In situ formed crosslinked polyurethane toughened polylactide

Abstract

Polylactide (PLA), a biobased polymer, has a short elongation at break and low impact strength, which restricted its broad application as a commodity polymer. In this paper, super-tough polylactide/crosslinked polyurethane (PLA/CPU) binary blends with CPU dispersed in the PLA matrix were prepared by reactive blending of PLA with poly(ethylene glycol) (PEG) and polymeric methylene diphenylene diisocyanate (PMDI). The in situ polymerization of PEG and PMDI in the PLA matrix formed CPU, and the interfacial compatibilization between PLA and CPU phases occurred by the reaction of NCO groups with terminal hydroxyl groups of PLA, which was confirmed by Fourier transform infrared spectroscopy.
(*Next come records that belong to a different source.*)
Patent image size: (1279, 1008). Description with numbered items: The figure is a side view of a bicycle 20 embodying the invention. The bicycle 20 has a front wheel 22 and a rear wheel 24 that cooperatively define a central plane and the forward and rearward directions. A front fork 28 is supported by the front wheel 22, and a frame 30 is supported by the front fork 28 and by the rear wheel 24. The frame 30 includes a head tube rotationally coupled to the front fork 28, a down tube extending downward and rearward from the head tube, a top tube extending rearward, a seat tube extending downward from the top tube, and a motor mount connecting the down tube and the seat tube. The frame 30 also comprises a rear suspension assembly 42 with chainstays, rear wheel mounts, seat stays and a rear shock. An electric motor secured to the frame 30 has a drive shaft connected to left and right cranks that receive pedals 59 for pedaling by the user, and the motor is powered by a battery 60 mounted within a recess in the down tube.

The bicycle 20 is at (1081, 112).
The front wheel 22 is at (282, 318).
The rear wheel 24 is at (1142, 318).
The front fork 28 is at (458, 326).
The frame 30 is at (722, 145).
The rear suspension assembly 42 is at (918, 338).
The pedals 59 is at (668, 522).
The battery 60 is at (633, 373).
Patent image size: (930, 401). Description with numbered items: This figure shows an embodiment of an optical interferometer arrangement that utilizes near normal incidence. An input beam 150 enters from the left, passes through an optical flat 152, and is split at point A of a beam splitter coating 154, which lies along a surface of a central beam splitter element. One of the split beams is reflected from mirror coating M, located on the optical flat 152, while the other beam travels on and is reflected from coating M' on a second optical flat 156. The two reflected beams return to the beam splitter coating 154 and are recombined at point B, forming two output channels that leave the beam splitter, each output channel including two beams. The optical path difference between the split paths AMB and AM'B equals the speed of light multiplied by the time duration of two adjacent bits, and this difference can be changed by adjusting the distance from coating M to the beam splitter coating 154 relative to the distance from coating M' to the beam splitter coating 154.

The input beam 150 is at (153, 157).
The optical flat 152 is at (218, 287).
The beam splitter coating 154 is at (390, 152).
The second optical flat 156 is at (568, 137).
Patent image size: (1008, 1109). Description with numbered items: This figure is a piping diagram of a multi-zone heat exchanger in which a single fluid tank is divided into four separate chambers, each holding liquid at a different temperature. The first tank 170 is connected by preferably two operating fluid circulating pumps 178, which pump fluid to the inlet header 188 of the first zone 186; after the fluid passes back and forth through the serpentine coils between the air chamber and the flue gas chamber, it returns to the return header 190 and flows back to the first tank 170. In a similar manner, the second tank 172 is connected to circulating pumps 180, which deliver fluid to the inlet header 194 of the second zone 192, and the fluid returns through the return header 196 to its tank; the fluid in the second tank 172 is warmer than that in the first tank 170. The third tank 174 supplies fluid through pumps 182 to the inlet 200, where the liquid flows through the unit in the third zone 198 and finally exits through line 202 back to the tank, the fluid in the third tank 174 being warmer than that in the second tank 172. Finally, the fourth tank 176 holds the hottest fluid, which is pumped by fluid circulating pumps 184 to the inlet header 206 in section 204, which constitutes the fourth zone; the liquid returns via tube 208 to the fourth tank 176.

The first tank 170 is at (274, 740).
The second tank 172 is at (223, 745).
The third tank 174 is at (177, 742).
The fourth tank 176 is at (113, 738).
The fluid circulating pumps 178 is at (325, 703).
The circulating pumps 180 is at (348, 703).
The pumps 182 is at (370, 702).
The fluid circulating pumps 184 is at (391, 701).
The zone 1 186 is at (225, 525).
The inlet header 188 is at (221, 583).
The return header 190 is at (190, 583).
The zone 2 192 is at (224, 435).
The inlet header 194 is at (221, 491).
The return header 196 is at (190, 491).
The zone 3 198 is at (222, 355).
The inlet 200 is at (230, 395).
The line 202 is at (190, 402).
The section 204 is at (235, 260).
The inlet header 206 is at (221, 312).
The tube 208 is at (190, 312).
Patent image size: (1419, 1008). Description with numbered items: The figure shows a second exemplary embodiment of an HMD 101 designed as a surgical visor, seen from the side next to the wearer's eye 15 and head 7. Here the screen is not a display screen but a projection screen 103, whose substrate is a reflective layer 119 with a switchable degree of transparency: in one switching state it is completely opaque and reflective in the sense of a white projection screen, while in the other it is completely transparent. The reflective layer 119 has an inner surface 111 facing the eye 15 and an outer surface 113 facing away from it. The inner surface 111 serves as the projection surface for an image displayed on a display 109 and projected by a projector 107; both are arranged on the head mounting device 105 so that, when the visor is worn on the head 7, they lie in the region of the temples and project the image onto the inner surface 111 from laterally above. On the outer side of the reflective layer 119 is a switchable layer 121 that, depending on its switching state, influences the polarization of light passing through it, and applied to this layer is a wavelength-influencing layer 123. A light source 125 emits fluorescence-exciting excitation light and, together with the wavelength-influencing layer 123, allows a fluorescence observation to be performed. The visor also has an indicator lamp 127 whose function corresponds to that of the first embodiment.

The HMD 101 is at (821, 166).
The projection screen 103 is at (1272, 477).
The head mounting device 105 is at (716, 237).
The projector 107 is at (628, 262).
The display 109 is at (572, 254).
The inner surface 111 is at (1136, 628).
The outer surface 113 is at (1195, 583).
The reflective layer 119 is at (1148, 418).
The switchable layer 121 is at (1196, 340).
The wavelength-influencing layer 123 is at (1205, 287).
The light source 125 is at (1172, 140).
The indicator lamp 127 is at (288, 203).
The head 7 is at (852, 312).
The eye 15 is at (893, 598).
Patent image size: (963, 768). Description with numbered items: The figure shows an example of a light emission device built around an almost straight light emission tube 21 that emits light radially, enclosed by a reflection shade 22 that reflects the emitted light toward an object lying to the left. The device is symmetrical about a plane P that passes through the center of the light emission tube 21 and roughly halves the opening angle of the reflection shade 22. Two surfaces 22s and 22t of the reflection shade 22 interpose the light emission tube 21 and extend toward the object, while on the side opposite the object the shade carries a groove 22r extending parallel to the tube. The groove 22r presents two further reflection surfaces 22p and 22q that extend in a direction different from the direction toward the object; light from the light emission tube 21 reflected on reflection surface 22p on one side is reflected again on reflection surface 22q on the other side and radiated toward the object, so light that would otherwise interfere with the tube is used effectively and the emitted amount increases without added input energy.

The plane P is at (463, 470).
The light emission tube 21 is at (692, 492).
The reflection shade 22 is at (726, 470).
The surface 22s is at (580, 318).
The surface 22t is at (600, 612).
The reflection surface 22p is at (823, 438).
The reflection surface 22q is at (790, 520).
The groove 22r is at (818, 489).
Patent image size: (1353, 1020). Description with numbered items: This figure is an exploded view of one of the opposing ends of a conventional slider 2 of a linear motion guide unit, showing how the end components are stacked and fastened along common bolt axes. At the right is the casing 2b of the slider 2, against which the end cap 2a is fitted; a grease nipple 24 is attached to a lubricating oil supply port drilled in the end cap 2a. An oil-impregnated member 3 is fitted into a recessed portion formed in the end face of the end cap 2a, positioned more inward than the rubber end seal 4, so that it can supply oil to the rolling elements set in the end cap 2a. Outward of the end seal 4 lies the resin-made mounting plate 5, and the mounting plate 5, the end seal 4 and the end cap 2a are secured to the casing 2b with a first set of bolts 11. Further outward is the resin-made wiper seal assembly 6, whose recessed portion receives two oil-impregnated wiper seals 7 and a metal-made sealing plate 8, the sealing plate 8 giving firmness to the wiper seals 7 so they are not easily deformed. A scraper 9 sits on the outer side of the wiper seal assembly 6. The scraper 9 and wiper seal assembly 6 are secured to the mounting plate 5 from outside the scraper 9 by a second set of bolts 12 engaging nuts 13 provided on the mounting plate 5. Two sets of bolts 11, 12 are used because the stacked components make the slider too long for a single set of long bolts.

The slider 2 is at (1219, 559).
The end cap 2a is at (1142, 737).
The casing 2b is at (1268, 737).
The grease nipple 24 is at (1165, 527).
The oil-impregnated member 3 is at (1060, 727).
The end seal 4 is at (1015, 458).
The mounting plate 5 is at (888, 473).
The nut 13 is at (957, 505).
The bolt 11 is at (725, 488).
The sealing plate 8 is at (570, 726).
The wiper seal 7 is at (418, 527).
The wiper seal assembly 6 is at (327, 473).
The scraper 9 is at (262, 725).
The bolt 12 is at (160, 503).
The results of a tensile test and a notched Izod impact test suggest that the elongation at break and impact strength were increased to more than 20 and 30 times those of neat PLA, respectively. The effects of PEG molecular weight (namely soft segment length of CPU) and CPU content on the phase morphology and impact strength of PLA/CPU blends were investigated systematically. The optimum CPU particle size for high impact toughness was identified to be 0.7–1.0 μm when the soft segment length and the content of CPU were in the ranges of 1000–2000 g mol⁻¹ and 20–30 wt%, respectively. The compatibility between the dispersed CPU and PLA matrix was studied by dynamic mechanical analysis through the change in glass transition temperatures of PLA and CPU components. The results suggest that the compatibility increased with increasing soft segment length and content of CPU, which was mainly due to the increased plasticization effect. With improved toughness, the PLA/CPU blends could be used as substitutes for some traditional petroleum-based polymers.